FoR began as a response to the horrors of war in Europe, as nonviolent resistance to the huge arms race and subsequent killing of millions of people.
On the eve of the First World War, the former chaplain to the German Kaiser, a Lutheran called Friedrich Siegmund-Schültze b.1885 and an English Quaker, Henry Hodgkin (pictured) parted at Cologne Station with the words, “We are one in Christ and can never be at war”. Henry Hodgkin, followed up this commitment by organising a conference (attended by 130 Christians of all denominations) in Cambridge in December 1914. It was here that the visionary statement, known as the Basis of the Fellowship (see below), was drafted. By November 1915, over 1,500 members were meeting in 55 local branches in the UK.

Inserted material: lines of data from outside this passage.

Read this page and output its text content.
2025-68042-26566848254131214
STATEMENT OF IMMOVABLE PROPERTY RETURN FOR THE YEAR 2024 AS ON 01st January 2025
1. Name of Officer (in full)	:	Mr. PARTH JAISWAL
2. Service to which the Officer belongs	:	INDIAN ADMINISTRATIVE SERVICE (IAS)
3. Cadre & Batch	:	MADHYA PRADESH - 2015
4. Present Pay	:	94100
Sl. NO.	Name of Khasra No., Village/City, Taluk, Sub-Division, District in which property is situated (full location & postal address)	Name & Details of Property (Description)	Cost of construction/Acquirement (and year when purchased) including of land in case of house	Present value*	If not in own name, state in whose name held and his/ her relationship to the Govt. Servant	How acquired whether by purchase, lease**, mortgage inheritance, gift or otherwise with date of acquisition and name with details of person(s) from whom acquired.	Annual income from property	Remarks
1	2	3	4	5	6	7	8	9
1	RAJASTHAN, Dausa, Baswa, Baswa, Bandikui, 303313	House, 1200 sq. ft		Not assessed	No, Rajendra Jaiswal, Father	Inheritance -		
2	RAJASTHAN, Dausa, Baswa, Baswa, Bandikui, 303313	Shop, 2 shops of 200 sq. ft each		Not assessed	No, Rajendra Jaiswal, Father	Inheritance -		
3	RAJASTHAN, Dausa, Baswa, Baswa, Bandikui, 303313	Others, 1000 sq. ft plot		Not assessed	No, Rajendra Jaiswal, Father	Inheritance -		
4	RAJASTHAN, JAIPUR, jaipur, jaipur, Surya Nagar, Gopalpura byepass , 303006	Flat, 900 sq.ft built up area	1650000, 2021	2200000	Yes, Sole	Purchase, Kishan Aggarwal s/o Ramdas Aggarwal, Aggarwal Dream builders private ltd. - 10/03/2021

Siegmund-Schültze was put before a military tribunal for his stance. He was condemned to death, but on production of a letter of support for his views from the Kaiser, was instead offered a post in the German Ministry of Information – which he refused. Henry Hodgkin went on to be the first director of Pendle Hill in the USA. FoR in England is a member of the international fellowship which grew out of this initial meeting 100 years a go.
FoR has had some very inspiring members. This lexicon of leaders within the Fellowship shows how rich and diverse a movement it has been over the past century.
Basis of FoR
(written in 1914, hence the gendered language – we’re working on this!)
- That love as revealed and interpreted in the life and death of Jesus Christ, involves more than we have yet seen, that is the only power by which evil can be overcome and the only sufficient basis of human society.
- That, in order to establish a world-order based on Love, it is incumbent upon those who believe in this principle to accept it fully, both for themselves and in relation to others and to take the risks involved in doing so in a world which does not yet accept it.
- That therefore, as Christians, we are forbidden to wage war, and that our loyalty to our country, to humanity, to the Church Universal, and to Jesus Christ our Lord and Master, calls us instead to a life-service for the enthronement of Love in personal, commercial and national life.
- That the Power, Wisdom and Love of God stretch far beyond the limits of our present experience, and that He is ever waiting to break forth into human life in new and larger ways.
- That since God manifests Himself in the world through men and women, we offer ourselves to His redemptive purpose to be used by Him in whatever way He may reveal to us.
The Basis is an expression of general agreement and was never intended to be a fixed form of words. FoR members today live by this set of principles, as relevant today as 102 years ago.
Since its inception, the International Fellowship of Reconciliation and its members have worked towards a peaceful world through nonviolent action in many ways:
- Prepared a joint paper (in 1914) with other faith groups, trade unions, and others during the first world war which paved the way for a new vision of Europe – which today is recognised as the European Union
- Rescued Jews and other political refugees fleeing Nazism in the 1940’s (André and Magda Trocmé, with the help of the villagers of le Chambon sur Lignon, saved thousands) (France)
- Worked with Martin Luther King, Jr. during the Montgomery bus boycott, and held workshops in nonviolence throughout the South of the US. (FoR USA).
- Worked with the War Resisters International to make sure that conscientious objection was a legal right in most European countries. The fact that conscientious objection is a recognised civil right today in Britain, and has been since the start of the Great War, is partly due to FoR members. (You can read about this on the Peace Pledge Union website)
- Sought to reverse the Cold War and the arms race with campaigns, marches, educational projects and civil disobedience in the 1970’s.
- Called (with others) for an ‘ecological imperative’ at its Dai Dong (Chinese for ‘A world of great togetherness’) conference in Stockholm and for a mass environmental movement in the 1970’s
- Through training, helped end the Marcos dictatorship in the Philippines in the 1980’s
- Led a joint campaign which saw the closure of the UK’s Defence Export Services Organisation (Wikipedia entry).
- Six of our members are, or were, Nobel Peace Prize laureates [Jane Addams (1931), Emily Green Balch (1946), Chief Albert Luthuli (1960), Dr. Martin Luther King (1964), Mairead Corrigan-Maguire (1976), Adolfo Perez Esquivel (1980)].
- IFOR has observer and consultative status to the United Nations; especially its ECOSOC and UNESCO organizations.